Pädagogisches Konzept

Der pädagogische Anspruch orientiert sich an den Bedürfnissen der Kinder 

Die STOPP-Regel: Bei STOPP ist Schluss

Wenn mich jemand verletzt, verzichte ich auf jede Gegengewalt

Ich gebe ein lautes STOPP-Signal und sage, was der andere tun soll, z. B. STOPP hör auf!

Konsequenzen bei Regelverletzung

  • Eine Entschuldigung: Wenn der andere nicht sofort aufhört, verlange ich eine Entschuldigung und kündige an, notfalls Hilfe zu holen (das ist kein Petzen).
  • Eine zusätzliche Wiedergutmachung: Wenn der andere weitermacht oder sich nicht richtig entschuldigt, verlange ich mit Hilfe einer Lehrkraft eine zusätzliche Wiedergutmachung


Mit der STOPP-Regel können Schüler ihre Grenzen selbst definieren.

Sie erlaubt Schülern sich auf konstruktive Weise abzugrenzen und sie fördert den Respekt vor den Grenzen der anderen.
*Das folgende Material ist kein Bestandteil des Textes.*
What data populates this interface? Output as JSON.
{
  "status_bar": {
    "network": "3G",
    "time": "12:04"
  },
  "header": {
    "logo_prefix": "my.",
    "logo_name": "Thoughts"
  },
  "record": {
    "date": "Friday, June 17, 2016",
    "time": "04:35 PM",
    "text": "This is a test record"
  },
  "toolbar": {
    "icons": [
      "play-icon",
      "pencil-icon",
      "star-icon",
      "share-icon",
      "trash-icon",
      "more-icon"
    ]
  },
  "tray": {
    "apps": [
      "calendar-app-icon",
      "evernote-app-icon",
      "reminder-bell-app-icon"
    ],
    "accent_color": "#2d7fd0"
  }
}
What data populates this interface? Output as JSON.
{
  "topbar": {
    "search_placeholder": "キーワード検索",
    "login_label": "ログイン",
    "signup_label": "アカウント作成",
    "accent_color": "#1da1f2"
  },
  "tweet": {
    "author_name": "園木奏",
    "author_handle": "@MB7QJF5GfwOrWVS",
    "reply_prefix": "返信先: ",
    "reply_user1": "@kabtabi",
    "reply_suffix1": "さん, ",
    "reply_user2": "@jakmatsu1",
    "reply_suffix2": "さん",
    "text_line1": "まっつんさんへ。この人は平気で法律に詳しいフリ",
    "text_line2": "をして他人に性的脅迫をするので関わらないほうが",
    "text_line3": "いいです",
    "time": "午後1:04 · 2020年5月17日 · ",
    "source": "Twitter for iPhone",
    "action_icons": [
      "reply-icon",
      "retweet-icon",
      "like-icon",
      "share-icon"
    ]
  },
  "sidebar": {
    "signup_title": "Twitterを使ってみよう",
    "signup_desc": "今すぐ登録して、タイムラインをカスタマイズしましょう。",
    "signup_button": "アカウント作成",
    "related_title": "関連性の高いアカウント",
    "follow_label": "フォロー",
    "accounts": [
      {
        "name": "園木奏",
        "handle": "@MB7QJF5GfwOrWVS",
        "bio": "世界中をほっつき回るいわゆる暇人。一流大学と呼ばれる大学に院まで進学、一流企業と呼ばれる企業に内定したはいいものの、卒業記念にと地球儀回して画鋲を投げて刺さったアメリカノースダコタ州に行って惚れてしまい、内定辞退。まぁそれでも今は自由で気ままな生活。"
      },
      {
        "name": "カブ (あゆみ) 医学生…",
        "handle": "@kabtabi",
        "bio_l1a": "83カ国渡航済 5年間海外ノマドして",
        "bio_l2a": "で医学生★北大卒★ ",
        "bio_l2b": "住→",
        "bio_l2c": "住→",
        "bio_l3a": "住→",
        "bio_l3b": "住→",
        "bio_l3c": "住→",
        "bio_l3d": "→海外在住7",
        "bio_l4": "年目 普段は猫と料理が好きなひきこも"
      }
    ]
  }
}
Kinder und Jugendliche sollten Spaß haben. Sie dürfen kämpfen, rangeln und necken, Grenzen testen, frech und witzig sein. Aber nur, solange es beiden Seiten Spaß macht und niemand dabei zu Schaden kommt. Da die Schüler ihre Grenzen selbst bestimmen dürfen, müssen Sie nicht mehr die "Bestimmerin" spielen, die entscheidet, was gut oder schlecht ist. Sie werden nicht mehr so oft in die Richterrolle gedrängt. 

Die STOPP-Regel ist ein Kommunikationstraining.

Ziel dieses Trainings ist, dass Kinder und Jugendliche Nein sagen lernen und sich abgrenzen können und dass sie formulieren können, was sie ärgert, verletzt, kränkt, enttäuscht, stört, nervt und wütend macht.

Mit der STOPP-Regel können Schüler für einen gewaltfreien Ausgleich sorgen, wenn die definierte Grenze überschritten wird.

 

Schüler können nicht mehr als "Petzer" hingestellt werden, wenn sie sich gegen Übergriffe zur Wehr setzen.

Da erst dann Lehrkräfte eingeschaltet werden, wenn sich die andere Partei zweimal eindeutig über ein klares STOP hinweggesetzt hat und genau weiß, was dann passiert, fehlt die Heimlichtuerei, die für das Petzen charakteristisch ist.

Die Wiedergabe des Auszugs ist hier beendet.